Community Service Requirements Reduce Volunteering Later, Report Finds

New research suggests that making community service a requirement for high school graduation may reduce volunteering among older students, Education Week reports.

According to the study, which was published in the Economics of Education Review, Maryland's statewide requirement that students complete seventy-five hours of service learning before graduation led to significant increases in volunteering among eighth-grade students — generally in school-organized activities — but reduced volunteering rates among older students, raising the possibility of lower volunteering rates over the long term. Based on data from a nationally representative survey of eighth-, tenth-, and twelfth-graders, the report found that before the requirement was implemented in 1993, the percentage of high school seniors in Maryland engaged in service activities was 7.8 percentage points higher than the national average. By contrast, between 1997 and 2011, after the service requirement went into effect, the percentage was 9.2 points to 17.4 points lower than the national average, which rose over the same period.

"If this is for school, how do we know [students] are considering this as community service, rather than just homework for school?" said Sara E. Helms, the author of the study and an assistant professor of economics at Samford University. "One of the interpretations that is more convincing is, maybe we are substituting this [requirement] for being self-motivated. Does it dilute the signal value of volunteering?"

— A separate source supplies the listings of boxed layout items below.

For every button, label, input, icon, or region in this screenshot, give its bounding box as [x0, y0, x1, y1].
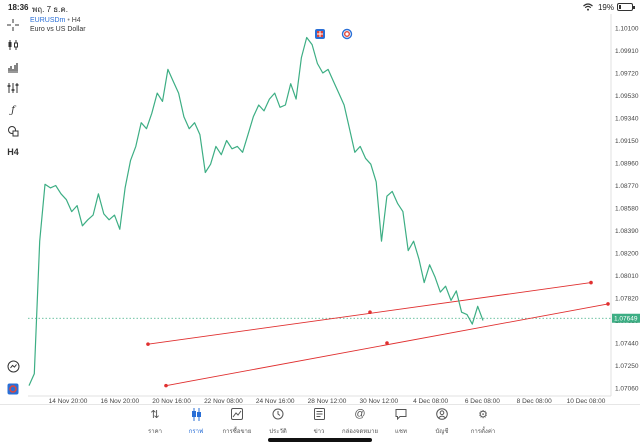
time-axis-label: 16 Nov 20:00: [100, 398, 139, 404]
time-axis-label: 8 Dec 08:00: [517, 398, 552, 404]
trendline-handle[interactable]: [368, 310, 372, 315]
timeframe-icon[interactable]: H4: [7, 147, 19, 157]
nav-trade[interactable]: การซื้อขาย: [215, 408, 259, 436]
time-axis: 14 Nov 20:00 16 Nov 20:00 20 Nov 16:00 22 N…: [49, 398, 606, 404]
current-price-label: 1.07649: [614, 316, 638, 323]
time-axis-label: 10 Dec 08:00: [567, 398, 606, 404]
time-axis-label: 30 Nov 12:00: [359, 398, 398, 404]
history-icon: [256, 408, 300, 424]
chart-candles-icon: [174, 408, 218, 424]
price-axis-label: 1.09720: [615, 71, 639, 78]
trendline-handle[interactable]: [589, 280, 593, 285]
settings-icon: ⚙: [478, 409, 488, 421]
battery-percent: 19%: [597, 3, 614, 12]
price-axis-label: 1.07440: [615, 341, 639, 348]
chart-toolbar: ƒ H4: [0, 14, 26, 404]
price-axis-label: 1.08390: [615, 228, 639, 235]
price-axis-label: 1.08010: [615, 273, 639, 280]
nav-history[interactable]: ประวัติ: [256, 408, 300, 436]
symbol-description: Euro vs US Dollar: [30, 26, 86, 33]
battery-level: [619, 5, 622, 9]
mailbox-icon: @: [354, 408, 366, 420]
time-axis-label: 28 Nov 12:00: [308, 398, 347, 404]
broker-logo-icon[interactable]: [4, 380, 22, 398]
price-axis-label: 1.07060: [615, 386, 639, 393]
sync-badge-icon[interactable]: [341, 28, 353, 40]
news-icon: [297, 408, 341, 424]
trendline-handle[interactable]: [146, 342, 150, 346]
battery-icon: [617, 3, 635, 11]
home-indicator: [268, 438, 372, 442]
time-axis-label: 24 Nov 16:00: [256, 398, 295, 404]
time-axis-label: 4 Dec 08:00: [413, 398, 448, 404]
quick-trade-icon[interactable]: [4, 357, 22, 375]
nav-mailbox[interactable]: @ กล่องจดหมาย: [338, 408, 382, 436]
price-axis-label: 1.10100: [615, 26, 639, 33]
trendline-handle[interactable]: [606, 302, 610, 306]
function-icon[interactable]: ƒ: [11, 104, 15, 116]
nav-chart[interactable]: กราฟ: [174, 408, 218, 436]
quotes-icon: ⇅: [150, 409, 160, 421]
status-date: พฤ. 7 ธ.ค.: [32, 5, 68, 14]
symbol-timeframe: H4: [71, 17, 81, 24]
price-axis-label: 1.09340: [615, 116, 639, 123]
nav-account[interactable]: บัญชี: [420, 408, 464, 436]
price-axis-label: 1.07250: [615, 363, 639, 370]
price-axis: 1.10100 1.09910 1.09720 1.09530 1.09340 1.091…: [615, 26, 639, 393]
price-axis-label: 1.08200: [615, 251, 639, 258]
crosshair-icon[interactable]: [4, 16, 22, 34]
status-bar: 18:36 พฤ. 7 ธ.ค. 19%: [0, 0, 640, 14]
symbol-header[interactable]: EURUSDm • H4 Euro vs US Dollar: [30, 16, 86, 34]
time-axis-label: 6 Dec 08:00: [465, 398, 500, 404]
trade-badge-icon[interactable]: [315, 29, 325, 39]
trendline-handle[interactable]: [164, 383, 168, 388]
trendlines[interactable]: [146, 280, 610, 388]
price-axis-label: 1.09910: [615, 48, 639, 55]
chat-icon: [379, 408, 423, 424]
price-axis-label: 1.09530: [615, 93, 639, 100]
status-time: 18:36: [8, 3, 29, 12]
price-axis-label: 1.08580: [615, 206, 639, 213]
price-line: [28, 36, 484, 386]
nav-news[interactable]: ข่าว: [297, 408, 341, 436]
shapes-icon[interactable]: [4, 122, 22, 140]
trade-icon: [215, 408, 259, 424]
nav-settings[interactable]: ⚙ การตั้งค่า: [461, 408, 505, 436]
time-axis-label: 22 Nov 08:00: [204, 398, 243, 404]
time-axis-label: 20 Nov 16:00: [152, 398, 191, 404]
time-axis-label: 14 Nov 20:00: [49, 398, 88, 404]
price-axis-label: 1.08960: [615, 161, 639, 168]
nav-quotes[interactable]: ⇅ ราคา: [133, 408, 177, 436]
price-axis-label: 1.09150: [615, 138, 639, 145]
account-icon: [420, 408, 464, 424]
price-chart[interactable]: 1.10100 1.09910 1.09720 1.09530 1.09340 1.091…: [0, 14, 640, 404]
symbol-name[interactable]: EURUSDm: [30, 17, 66, 24]
chart-type-icon[interactable]: [4, 36, 22, 54]
price-axis-label: 1.07820: [615, 296, 639, 303]
symbol-separator: •: [67, 17, 70, 24]
wifi-icon: [583, 3, 593, 11]
nav-chat[interactable]: แชท: [379, 408, 423, 436]
indicators-icon[interactable]: [4, 58, 22, 76]
settings-sliders-icon[interactable]: [4, 79, 22, 97]
price-axis-label: 1.08770: [615, 183, 639, 190]
current-price-tag: 1.07649: [612, 313, 640, 323]
trendline-handle[interactable]: [385, 341, 389, 345]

Helm's findings may undermine arguments made by proponents of service learning that students who volunteer more frequently are higher-achieving, more engaged in their communities and schools, and less prone to risky behaviors, Education Week reports. Maryland's policy was touted as a way to help students "develop as citizens" and become lifelong volunteers. Although Maryland is the only state to mandate service learning, similar requirements are becoming more common in large school districts across the country. In 2011, nineteen states allowed districts to award credit toward graduation for volunteering or service learning, while seven states allowed districts to require service for graduation, the Education Commission of the States reports.

R. Scott Pfeifer, executive director of the Maryland Association of Secondary School Principals, cautioned that the study's findings may underrepresent less obvious volunteer activities among older students because students may be better able to recall and report official, school-related volunteer activities that they engaged in during middle school. "There's a ton of volunteering that goes on," said Pfeifer, but "kids are social animals. They may not think of their activity in National Honor Society of bringing food to the old-age home as volunteering."

"I'm pro-service learning," said Helms. "However, I think it matters how we implement it. What you hear over and over in the literature is 'don't require service learning; give incentives.' We get very nervous about requiring people to do something because it's good."

Sarah D. Sparks. "Community Service Requirements Seen to Reduce Volunteering." Education Week 08/20/2013.